Councilman Steven Nobile redirected the conversation with a question: Didn’t people who moved to nearby homes — the ones now opposing the project — have access to information about the proposed development, including its height, when they bought their houses?

The question prompted boos from the crowd.

“All I’m saying is the information was available,” Nobile said.

One resident said that some area residents had bought their homes before the project was proposed in 2006.

“I think what we’ve heard tonight is an unfortunate set of circumstances that have us in a situation that we’re very much limited in our ability to even negotiate any changes,” Holland said.

Vacation rental concerns

During the meeting’s public comment period, another potential issue emerged: Would the development allow short-term vacation rentals that might be disruptive for other area residents?

Attorney Dennis Bayer, representing Belshe, said the development would be bound by the county’s vacation rental ordinance. Belshe said he had no plans to have rentals at Marina Del Palma. 

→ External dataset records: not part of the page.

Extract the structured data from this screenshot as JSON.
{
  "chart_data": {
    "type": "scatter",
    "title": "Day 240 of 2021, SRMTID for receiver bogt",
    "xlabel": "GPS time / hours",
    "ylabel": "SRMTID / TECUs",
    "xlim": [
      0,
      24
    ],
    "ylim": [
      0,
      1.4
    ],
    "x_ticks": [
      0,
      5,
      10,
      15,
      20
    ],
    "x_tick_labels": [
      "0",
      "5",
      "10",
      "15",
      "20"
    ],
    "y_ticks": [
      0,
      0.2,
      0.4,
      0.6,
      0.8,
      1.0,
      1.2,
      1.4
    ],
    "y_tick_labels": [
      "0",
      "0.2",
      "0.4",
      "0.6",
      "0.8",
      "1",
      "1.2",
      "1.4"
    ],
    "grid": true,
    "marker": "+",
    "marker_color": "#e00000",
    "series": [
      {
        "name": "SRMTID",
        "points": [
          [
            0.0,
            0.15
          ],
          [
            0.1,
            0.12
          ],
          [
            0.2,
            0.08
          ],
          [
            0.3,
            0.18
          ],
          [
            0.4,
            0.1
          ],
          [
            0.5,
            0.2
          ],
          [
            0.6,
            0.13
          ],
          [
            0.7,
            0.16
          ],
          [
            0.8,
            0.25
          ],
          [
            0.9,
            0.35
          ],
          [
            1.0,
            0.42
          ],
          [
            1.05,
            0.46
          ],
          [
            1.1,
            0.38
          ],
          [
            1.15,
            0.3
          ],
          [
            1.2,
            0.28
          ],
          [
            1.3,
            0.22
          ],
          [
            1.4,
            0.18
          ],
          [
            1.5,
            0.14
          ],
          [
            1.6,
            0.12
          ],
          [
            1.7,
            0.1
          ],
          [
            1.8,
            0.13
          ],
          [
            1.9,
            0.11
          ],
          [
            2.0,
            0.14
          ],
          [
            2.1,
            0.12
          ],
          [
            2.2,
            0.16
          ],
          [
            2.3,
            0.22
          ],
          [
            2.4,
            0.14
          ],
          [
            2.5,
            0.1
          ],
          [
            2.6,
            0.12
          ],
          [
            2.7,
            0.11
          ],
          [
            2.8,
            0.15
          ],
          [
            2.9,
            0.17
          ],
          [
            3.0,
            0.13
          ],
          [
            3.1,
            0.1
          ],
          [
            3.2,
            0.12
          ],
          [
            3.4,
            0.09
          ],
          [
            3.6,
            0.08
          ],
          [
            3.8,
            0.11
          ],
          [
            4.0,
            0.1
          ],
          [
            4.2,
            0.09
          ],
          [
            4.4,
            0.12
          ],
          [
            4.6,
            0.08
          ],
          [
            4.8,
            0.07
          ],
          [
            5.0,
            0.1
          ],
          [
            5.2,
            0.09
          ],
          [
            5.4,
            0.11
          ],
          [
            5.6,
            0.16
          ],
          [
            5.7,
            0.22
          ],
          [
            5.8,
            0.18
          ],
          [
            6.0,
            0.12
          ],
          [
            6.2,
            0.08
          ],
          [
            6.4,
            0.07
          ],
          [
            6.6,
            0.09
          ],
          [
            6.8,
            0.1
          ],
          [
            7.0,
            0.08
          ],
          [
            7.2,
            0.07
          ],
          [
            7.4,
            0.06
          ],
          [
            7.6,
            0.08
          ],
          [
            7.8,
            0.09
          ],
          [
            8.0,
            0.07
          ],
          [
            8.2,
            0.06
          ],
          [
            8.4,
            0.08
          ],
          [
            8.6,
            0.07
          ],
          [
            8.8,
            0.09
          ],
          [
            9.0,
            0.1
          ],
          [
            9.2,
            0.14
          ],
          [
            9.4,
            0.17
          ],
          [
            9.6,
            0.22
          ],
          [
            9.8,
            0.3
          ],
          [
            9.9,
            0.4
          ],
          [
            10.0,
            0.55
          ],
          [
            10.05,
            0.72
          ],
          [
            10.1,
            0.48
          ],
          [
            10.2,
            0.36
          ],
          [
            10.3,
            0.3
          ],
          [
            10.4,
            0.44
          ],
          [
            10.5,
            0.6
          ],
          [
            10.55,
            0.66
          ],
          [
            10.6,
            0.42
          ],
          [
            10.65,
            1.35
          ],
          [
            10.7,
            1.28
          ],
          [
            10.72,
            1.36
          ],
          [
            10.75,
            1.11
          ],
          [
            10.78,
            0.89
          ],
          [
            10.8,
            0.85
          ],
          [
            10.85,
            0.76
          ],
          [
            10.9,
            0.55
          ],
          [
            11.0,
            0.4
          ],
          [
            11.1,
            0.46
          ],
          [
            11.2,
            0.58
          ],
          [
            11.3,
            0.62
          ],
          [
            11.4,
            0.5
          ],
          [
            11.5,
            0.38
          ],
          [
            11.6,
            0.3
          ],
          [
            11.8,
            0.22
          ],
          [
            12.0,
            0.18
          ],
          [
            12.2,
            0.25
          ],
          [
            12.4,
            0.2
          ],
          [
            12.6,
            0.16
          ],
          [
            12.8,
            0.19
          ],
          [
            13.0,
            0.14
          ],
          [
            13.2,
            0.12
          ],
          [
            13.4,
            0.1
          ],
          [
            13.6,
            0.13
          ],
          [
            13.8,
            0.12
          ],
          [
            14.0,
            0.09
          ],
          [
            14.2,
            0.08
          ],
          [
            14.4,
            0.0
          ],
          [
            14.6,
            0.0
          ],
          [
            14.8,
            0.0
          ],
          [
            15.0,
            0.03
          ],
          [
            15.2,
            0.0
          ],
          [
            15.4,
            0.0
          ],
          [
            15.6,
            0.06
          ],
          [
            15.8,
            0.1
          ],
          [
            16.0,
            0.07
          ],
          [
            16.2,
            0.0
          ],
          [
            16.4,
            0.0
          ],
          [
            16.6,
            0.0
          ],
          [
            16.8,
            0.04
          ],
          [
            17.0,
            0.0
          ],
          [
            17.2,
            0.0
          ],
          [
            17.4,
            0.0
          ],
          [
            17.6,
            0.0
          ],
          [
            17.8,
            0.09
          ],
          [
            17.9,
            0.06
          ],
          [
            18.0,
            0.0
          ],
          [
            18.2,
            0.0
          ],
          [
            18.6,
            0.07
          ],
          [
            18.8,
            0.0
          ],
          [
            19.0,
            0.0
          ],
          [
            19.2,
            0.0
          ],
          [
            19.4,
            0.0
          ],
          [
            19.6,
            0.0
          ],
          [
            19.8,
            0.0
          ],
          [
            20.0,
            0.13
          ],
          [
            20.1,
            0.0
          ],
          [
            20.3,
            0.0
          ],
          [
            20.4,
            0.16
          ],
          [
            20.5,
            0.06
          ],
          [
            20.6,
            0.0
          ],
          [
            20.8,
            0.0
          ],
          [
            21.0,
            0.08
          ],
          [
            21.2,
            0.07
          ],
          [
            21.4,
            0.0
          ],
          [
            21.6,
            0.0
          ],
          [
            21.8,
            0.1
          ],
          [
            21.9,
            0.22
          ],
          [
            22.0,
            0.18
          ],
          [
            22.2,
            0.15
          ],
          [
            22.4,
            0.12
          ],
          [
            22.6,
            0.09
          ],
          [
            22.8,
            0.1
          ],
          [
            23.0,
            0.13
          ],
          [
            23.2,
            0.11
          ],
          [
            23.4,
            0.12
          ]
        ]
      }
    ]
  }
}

But he wouldn’t commit to requests to explicitly disallow them, and Holland wasn’t satisfied. 

“This is not being a good partner,”  she said. “We do not want that type of industry ... that’s wreaking havoc. Because you look to the north of us in unincorporated county and they are having this exact issue, where they’re having 40 people in a condo unit during race week next to a residential area. And there’s parties going on until four in the morning, there’s loud music, and it’s causing disruption in a residential area. The vacation rentals have a place, and I’m not opposed to vacation rentals. What I’m opposed to is vacation rentals in a residential area that is meant to be residential.”

“I’m only asking to allow us to comply with what everyone else complies with,” Belshe said, suggesting the city apply uniform standards that would include Marina Del Palma.

Landon noted that the state is “constantly reducing the authority of cities to control those.”

 One bill that will be considered in the upcoming legislative session would, according to county staff’s assessment, likely nullify the county’s ability to regulate short-term vacation rentals. 

Landon said it wouldn’t be unreasonable to ask Marina Del Palma to include a ban on short-term vacation rentals in its HOA covenants and restrictions.

Nobile suggested the conversation should be undertaken between the developer and city staff, not in the context of a public meeting.

City Attorney Bill Reischmann said the city can’t arbitrarily  require one developer to comply with restrictions not required of others.

Holland said she was making a request, not a demand. 

“I’ve been doing this for a long time, and we haven’t had a development like this come before us that concerned me so much,” she said. “ I’m not mandating it. I’m nor requiring it as part of future development rights. I’m simply requesting as a gesture. Because I’ve been through this road and I’ve seen what it’s created in a community, and I do not want to be sitting up here knowing that this has happened, knowing it’s happened right to our neighbors, and allowing it to happen under my leadership.”

“I will promise you that I will consider that issue,” Belshe said. “We will address it with staff in the planning process.”